The effect of prenatal hypoxia on brain development: short- and long-term consequences demonstrated in rodent models
Version of Record online: 6 JUN 2006
Volume 9, Issue 4, pages 338–349, July 2006
How to Cite
Golan, H. and Huleihel, M. (2006), The effect of prenatal hypoxia on brain development: short- and long-term consequences demonstrated in rodent models. Developmental Science, 9: 338–349. doi: 10.1111/j.1467-7687.2006.00498.x
- Issue online: 6 JUN 2006
- Version of Record online: 6 JUN 2006
Hypoxia (H) and hypoxia-ischemia (HI) are major causes of foetal brain damage with long-lasting behavioral implications. The effect of hypoxia has been widely studied in human and a variety of animal models. In the present review, we summarize the latest studies testing the behavioral outcomes following prenatal hypoxia/hypoxia-ischemia in rodent models. Delayed development of sensory and motor reflexes during the first postnatal month of rodent life was observed by various groups. Impairment of motor function, learning and memory was evident in the adult animals. Activation of the signaling leading to cell death was detected as early as three hours following H/HI. An increase in the counts of apoptotic cells appeared approximately three days after the insult and peaked about seven days later.
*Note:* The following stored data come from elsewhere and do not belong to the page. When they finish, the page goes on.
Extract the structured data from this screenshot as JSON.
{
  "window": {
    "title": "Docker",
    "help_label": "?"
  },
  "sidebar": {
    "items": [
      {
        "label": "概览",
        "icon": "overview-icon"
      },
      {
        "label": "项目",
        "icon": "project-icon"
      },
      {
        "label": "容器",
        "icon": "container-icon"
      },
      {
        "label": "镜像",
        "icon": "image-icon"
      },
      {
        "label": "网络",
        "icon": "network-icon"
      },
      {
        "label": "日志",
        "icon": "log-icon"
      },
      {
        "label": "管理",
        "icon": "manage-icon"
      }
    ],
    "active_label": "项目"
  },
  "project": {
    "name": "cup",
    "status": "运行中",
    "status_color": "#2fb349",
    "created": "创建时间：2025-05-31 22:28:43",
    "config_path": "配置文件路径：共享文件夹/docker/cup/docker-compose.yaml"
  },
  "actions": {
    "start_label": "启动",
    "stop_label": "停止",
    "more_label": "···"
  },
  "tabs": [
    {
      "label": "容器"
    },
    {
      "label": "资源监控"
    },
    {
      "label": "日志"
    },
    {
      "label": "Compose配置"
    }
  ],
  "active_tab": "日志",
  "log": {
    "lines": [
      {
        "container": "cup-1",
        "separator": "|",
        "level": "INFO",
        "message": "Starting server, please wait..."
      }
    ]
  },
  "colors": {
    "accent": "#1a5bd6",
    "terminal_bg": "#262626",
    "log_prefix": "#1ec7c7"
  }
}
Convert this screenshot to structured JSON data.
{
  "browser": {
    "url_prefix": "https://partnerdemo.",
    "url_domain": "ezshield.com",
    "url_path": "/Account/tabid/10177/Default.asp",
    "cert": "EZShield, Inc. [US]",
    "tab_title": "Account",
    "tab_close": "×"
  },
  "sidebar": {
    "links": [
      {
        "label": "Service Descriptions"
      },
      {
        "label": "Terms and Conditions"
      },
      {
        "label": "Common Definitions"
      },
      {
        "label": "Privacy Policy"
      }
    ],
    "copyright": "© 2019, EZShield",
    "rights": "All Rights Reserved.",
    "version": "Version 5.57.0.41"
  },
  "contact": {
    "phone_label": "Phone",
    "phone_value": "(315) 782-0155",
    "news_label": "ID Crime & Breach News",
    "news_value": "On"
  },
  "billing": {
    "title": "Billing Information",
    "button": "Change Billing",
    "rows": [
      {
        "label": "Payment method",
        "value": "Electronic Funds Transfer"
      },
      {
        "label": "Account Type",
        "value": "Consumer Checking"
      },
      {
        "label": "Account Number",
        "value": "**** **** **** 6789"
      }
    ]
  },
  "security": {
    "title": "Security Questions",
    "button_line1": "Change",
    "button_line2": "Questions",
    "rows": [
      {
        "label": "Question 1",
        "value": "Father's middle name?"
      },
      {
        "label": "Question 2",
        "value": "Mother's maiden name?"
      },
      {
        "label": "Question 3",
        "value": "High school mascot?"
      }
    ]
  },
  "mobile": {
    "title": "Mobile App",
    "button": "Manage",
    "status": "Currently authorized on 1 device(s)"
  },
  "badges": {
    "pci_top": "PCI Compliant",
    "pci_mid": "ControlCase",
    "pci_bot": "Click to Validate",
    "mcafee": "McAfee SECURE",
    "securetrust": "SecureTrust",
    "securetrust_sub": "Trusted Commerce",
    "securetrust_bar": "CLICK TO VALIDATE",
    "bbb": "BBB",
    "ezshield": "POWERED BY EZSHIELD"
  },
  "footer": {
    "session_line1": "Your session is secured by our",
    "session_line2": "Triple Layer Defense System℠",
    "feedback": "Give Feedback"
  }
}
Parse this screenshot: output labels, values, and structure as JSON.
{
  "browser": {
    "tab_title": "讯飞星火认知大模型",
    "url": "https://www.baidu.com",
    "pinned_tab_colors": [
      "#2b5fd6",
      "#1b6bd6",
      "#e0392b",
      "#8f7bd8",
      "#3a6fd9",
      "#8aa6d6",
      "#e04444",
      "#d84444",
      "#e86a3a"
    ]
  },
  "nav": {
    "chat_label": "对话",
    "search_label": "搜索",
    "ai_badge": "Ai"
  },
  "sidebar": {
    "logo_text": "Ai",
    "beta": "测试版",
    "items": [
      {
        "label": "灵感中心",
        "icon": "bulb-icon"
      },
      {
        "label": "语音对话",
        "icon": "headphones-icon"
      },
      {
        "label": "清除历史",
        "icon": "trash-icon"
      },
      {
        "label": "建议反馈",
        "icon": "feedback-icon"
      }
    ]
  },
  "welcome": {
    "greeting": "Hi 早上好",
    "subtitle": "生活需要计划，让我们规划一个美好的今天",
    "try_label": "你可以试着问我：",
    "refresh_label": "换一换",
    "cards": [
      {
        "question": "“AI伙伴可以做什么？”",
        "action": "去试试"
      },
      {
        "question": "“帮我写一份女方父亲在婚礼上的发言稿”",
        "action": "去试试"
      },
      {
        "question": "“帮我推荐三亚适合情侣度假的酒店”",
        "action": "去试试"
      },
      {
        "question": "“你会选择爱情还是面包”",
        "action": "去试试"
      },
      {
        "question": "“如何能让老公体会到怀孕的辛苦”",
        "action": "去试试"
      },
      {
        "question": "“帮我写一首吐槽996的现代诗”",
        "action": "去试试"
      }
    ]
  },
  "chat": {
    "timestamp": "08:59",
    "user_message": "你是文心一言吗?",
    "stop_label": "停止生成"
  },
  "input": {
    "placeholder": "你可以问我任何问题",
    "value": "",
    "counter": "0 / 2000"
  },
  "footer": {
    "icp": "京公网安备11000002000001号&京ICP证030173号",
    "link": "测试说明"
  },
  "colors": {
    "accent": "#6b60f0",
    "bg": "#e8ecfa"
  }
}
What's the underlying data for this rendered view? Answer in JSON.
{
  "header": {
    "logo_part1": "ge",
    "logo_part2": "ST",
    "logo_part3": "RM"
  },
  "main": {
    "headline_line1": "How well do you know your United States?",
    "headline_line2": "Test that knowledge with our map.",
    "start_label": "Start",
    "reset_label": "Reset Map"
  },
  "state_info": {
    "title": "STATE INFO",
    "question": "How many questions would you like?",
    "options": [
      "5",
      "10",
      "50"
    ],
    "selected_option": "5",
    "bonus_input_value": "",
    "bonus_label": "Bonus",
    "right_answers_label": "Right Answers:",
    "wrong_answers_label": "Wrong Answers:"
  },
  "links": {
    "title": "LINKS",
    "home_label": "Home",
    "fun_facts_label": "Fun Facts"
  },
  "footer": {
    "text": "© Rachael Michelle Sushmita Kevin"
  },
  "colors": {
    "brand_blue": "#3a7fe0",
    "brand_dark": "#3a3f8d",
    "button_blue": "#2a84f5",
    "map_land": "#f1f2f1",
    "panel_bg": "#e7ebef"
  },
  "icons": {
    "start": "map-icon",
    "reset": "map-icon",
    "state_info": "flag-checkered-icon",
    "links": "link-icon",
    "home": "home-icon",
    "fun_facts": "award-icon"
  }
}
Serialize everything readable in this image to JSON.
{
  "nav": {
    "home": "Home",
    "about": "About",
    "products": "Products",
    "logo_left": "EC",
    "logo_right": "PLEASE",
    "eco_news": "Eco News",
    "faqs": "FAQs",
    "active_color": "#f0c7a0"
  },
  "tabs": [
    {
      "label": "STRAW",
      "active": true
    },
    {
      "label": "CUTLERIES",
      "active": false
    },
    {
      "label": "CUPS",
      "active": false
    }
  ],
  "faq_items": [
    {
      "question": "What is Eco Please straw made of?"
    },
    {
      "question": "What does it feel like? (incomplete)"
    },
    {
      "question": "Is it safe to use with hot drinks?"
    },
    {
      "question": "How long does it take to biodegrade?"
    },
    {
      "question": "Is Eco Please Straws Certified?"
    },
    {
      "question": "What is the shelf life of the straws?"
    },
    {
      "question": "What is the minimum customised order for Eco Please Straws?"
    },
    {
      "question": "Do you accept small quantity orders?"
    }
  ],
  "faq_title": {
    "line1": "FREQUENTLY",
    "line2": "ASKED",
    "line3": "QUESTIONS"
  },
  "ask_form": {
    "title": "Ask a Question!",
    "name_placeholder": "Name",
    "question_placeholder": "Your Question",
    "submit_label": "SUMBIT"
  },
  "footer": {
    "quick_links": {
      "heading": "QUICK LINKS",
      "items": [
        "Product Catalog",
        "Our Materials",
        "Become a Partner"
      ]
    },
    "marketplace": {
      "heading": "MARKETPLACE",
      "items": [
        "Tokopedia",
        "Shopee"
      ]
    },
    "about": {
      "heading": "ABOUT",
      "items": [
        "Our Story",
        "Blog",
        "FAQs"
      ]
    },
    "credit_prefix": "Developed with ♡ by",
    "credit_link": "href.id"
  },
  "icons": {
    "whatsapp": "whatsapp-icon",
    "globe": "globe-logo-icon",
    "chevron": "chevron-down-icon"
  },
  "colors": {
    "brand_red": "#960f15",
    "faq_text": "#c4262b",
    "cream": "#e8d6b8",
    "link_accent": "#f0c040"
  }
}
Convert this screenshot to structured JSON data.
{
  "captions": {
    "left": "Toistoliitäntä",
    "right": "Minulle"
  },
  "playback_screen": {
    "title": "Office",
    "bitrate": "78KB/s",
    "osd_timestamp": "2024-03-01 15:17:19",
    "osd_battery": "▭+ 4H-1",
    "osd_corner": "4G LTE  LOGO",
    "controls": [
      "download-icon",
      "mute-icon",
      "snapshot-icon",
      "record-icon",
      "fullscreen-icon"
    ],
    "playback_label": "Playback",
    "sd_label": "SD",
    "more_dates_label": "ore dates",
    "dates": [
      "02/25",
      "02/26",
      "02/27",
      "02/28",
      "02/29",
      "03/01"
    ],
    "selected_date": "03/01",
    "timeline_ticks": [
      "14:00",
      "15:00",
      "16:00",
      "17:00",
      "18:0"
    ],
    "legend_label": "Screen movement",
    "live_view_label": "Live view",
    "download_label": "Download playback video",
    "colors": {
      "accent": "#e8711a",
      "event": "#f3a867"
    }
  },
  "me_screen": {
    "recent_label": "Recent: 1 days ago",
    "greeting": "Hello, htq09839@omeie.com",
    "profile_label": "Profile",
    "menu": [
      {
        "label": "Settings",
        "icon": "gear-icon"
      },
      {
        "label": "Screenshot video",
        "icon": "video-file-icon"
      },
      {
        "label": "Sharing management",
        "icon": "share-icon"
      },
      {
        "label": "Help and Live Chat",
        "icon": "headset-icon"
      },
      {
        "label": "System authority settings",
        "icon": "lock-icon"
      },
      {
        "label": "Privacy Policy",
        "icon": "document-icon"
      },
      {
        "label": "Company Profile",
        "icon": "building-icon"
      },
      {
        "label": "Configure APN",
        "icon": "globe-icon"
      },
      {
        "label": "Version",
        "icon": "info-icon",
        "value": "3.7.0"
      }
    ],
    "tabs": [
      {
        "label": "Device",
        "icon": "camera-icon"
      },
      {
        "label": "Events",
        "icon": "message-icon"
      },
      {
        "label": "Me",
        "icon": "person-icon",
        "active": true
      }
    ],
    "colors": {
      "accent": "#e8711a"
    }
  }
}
Around 14–20 days following the H/HI, the amount of cell death observed in the tissue returned to its basal levels and cell loss was apparent in the brain tissue. The study of the molecular mechanism leading to brain damage in animal models following prenatal hypoxia adds valuable insight to our knowledge of the central events that account for the morphological and functional outcomes. This understanding provides the starting point for the development and improvement of efficient treatment and intervention strategies.